Paid To Promote

Get Paid To Promote, Get Paid To Popup, Get Paid Display Banner

Process of Elimination

Thursday, July 12, 2012
Today is the Glorious Twelfth for some people, e.g. eccentric Ulster- Scots who enjoy going from British town to British town to march through them to the banging of drums and the shrieking of flutes. They do this to express Protestant pride, although many Protestant Scots find them embarrassing and even heretical.

Many people shudder when they see them, reminded of how really bad sectarian violence was in Northern Ireland only a decade or two ago, and how very bad it could have been in Scotland. It wasn't absent from Scotland, as anyone from the west of Scotland can tell you, but it wasn't ever as bad as it was in Ulster. It could have been; it wasn't.

At a recent dinner party I said I couldn't get my head around that kind of tribalism today. I felt comfortable that no-one was going to hate my guts because I belonged to a tribe called "Catholic"--particularly as I am a foreigner. (I once was amused by a Glasgow memoir in which the teenage Catholic author avoided beatings by teenage Protestant neighbours by claiming to be Polish.) I was much more worried about people despising me because I ascribe to a philosophy called "Catholic", go to church on Sunday and believe the tenets of the Catholic faith.

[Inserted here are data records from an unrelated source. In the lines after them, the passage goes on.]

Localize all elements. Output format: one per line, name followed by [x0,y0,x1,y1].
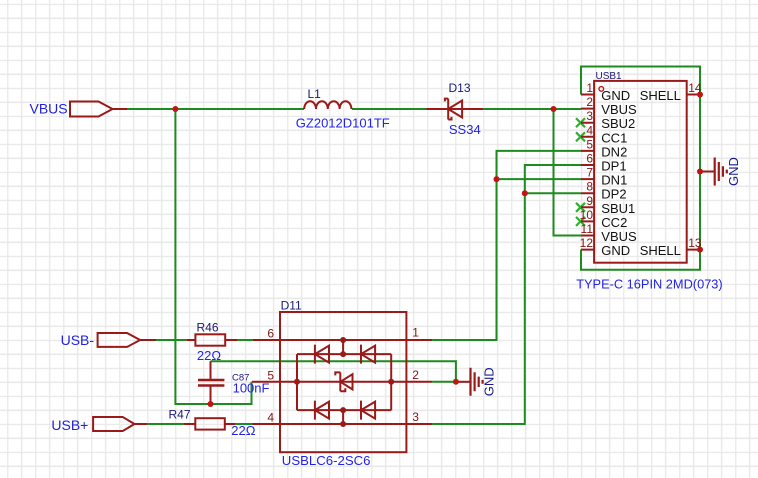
svg-text:11: 11 [581,222,594,236]
svg-text:12: 12 [580,236,594,250]
svg-text:CC2: CC2 [601,215,627,230]
svg-text:VBUS: VBUS [30,101,68,117]
svg-text:5: 5 [586,137,593,151]
svg-text:14: 14 [688,81,702,95]
svg-text:GZ2012D101TF: GZ2012D101TF [296,116,390,131]
svg-text:9: 9 [586,194,593,208]
svg-text:SS34: SS34 [449,122,481,137]
svg-text:USB1: USB1 [596,71,623,82]
svg-text:2: 2 [412,368,419,382]
svg-text:5: 5 [267,368,274,382]
svg-text:4: 4 [267,411,274,425]
svg-text:6: 6 [586,152,593,166]
svg-text:100nF: 100nF [233,381,270,396]
svg-text:13: 13 [688,236,702,250]
svg-text:SHELL: SHELL [640,243,681,258]
svg-text:3: 3 [586,109,593,123]
svg-text:GND: GND [601,243,630,258]
svg-text:R47: R47 [169,408,191,422]
svg-text:GND: GND [482,367,497,396]
svg-text:1: 1 [586,81,593,95]
svg-text:22Ω: 22Ω [197,348,221,363]
svg-text:USB-: USB- [61,332,95,348]
svg-text:4: 4 [586,123,593,137]
svg-text:D13: D13 [449,81,471,95]
svg-text:CC1: CC1 [601,130,627,145]
svg-text:3: 3 [412,410,419,424]
svg-text:SHELL: SHELL [640,88,681,103]
svg-text:DP2: DP2 [601,187,626,202]
svg-text:8: 8 [586,180,593,194]
svg-text:TYPE-C 16PIN 2MD(073): TYPE-C 16PIN 2MD(073) [576,277,723,292]
svg-text:L1: L1 [308,87,322,101]
svg-text:6: 6 [267,327,274,341]
svg-text:10: 10 [580,208,594,222]
svg-text:SBU2: SBU2 [601,116,635,131]
svg-text:22Ω: 22Ω [231,423,255,438]
svg-text:GND: GND [726,157,741,186]
svg-text:GND: GND [601,88,630,103]
svg-text:USB+: USB+ [51,417,88,433]
svg-text:DP1: DP1 [601,159,626,174]
svg-text:SBU1: SBU1 [601,201,635,216]
svg-text:VBUS: VBUS [601,102,637,117]
svg-text:7: 7 [586,166,593,180]
svg-text:D11: D11 [281,299,302,313]
svg-text:DN2: DN2 [601,144,627,159]
svg-text:USBLC6-2SC6: USBLC6-2SC6 [282,453,371,468]
svg-text:VBUS: VBUS [601,229,637,244]
svg-text:DN1: DN1 [601,173,627,188]
svg-text:1: 1 [412,326,419,340]
svg-text:2: 2 [586,95,593,109]
svg-text:R46: R46 [197,321,219,335]
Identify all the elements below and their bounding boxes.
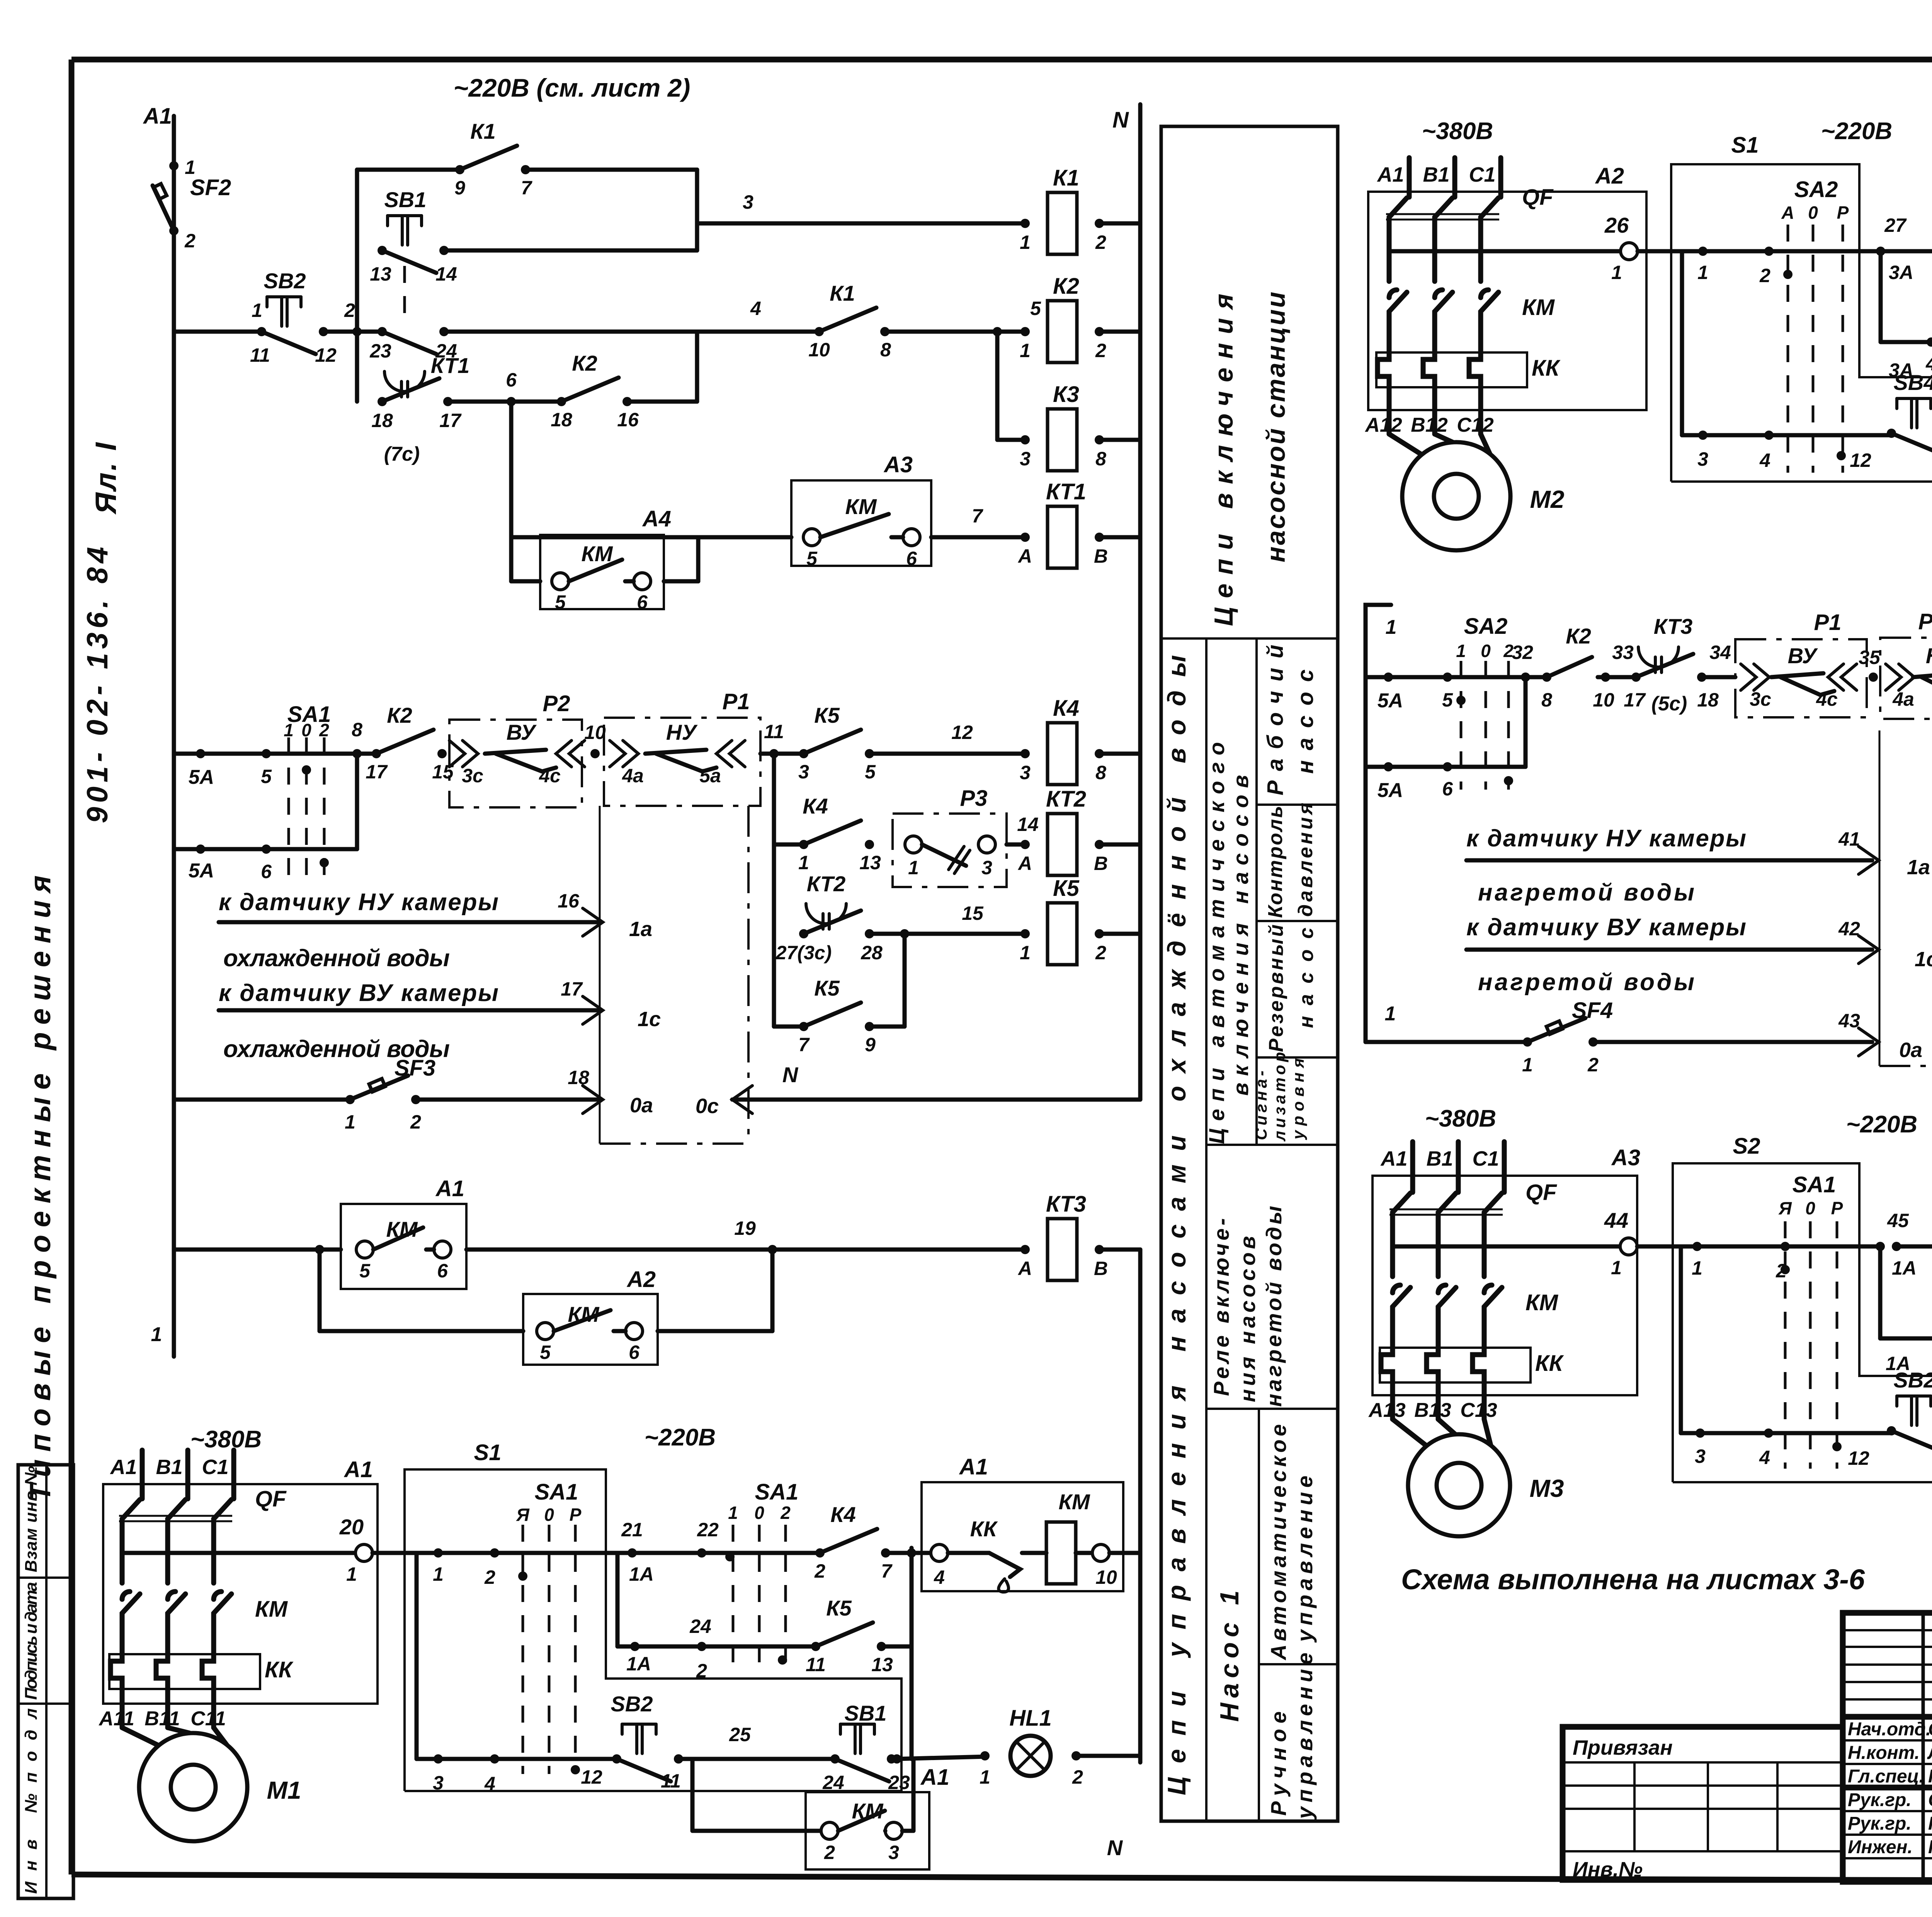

I find it almost amusing that the same Guardian readers who shudder at the bigotry of the Orange Order against Roman Catholics also shudder at Roman Catholics who are Roman Catholics in more than name and tribe. Almost amusing.

But what is amusing is this story of a fellow foreigner friend of mine who met an Ulsterman at a Scottish party. Maybe it was in Edinburgh. Maybe it was in Glasgow. Maybe it was in Inverness. She wasn't me, so I'll be more discreet than usual.

Anyway, this Ulsterman took a shine to my friend and as he did not approximate her ideal in any way, she began to dread that he might ask for her phone number, and that this would lead to later embarrassment. But she smiled and was polite and sought the company of her friends, and did not talk to him again until she was in the hallway, preparing to leave.

"Why are you leaving so early?" asked the Ulsterman.

"Well," said my friend. "I have to get up early. I have things to do."

"Like what?" asked her erstwhile suitor.

"I have to go to Mass," said my friend.

The Ulsterman was stunned.

"To what?"

"To Mass," said my friend. "To. Catholic. Mass. In the morning. It's Sunday."

"Oh, er, um," said the Ulsterman and, after a panicked stammer of a good-bye, melted back into the kitchen.

"I guess we know which side of the divide HE was on," I said, after a many healthy howls of laughter. But as a matter of fact, who knows? Was it her "tribe" or was it her faith? We'll never know, and it doesn't matter. Well, not in this story anyway.